Отец Александр вздохнул.
— Не укоренился ты, значит, Наркис Матвеевич, у нас. Да и то сказать, что Егва? Бедность мирская… Село и есть село. А там завод — другие люди, и жизнь, верно, не наша захудалая и тихая. Рядом — Тагил. Владение Демидова. Неизвестно даже, что выше — наша торговая Пермь или заводский Тагил?

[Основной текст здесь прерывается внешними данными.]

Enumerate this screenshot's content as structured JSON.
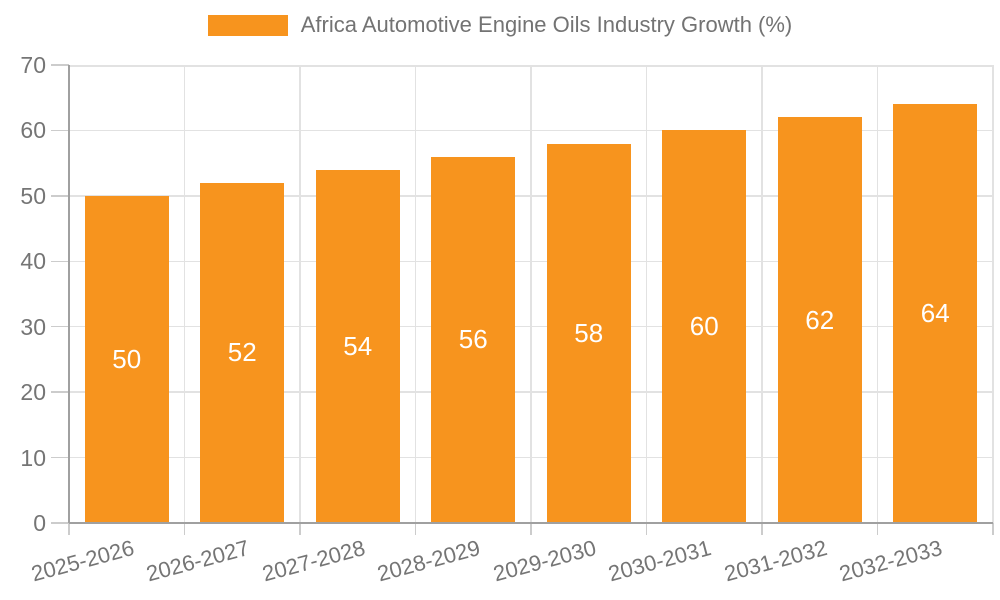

Наркис Матвеевич растроганно думал: «Зачем он так про Егву? Что же Егва? Можно ли ее хулить? Везде живут люди… Вот Дмитрий Мельников, Яков Кривощеков, да хоть и сам отец Александр. Разве только о животе своем думают?.. У хороших людей поддерживают дух, слабым — помогают. Не в этом ли и состоит задача человека? Нет худого места, как нет и худых людей. В Висим он едет, чтобы быть поближе к родне. В Горном Щите живут отец и сестра Анны Семеновны. Возле Ирбита — родители Наркиса Матвеевича, братья.
2
Небо было ясное, но откуда-то сверху и издалека прогромыхало, словно с кручи телега сорвалась и пошла по камням, разлетаясь и разламываясь, гремя железными осями и ошинованными колесами.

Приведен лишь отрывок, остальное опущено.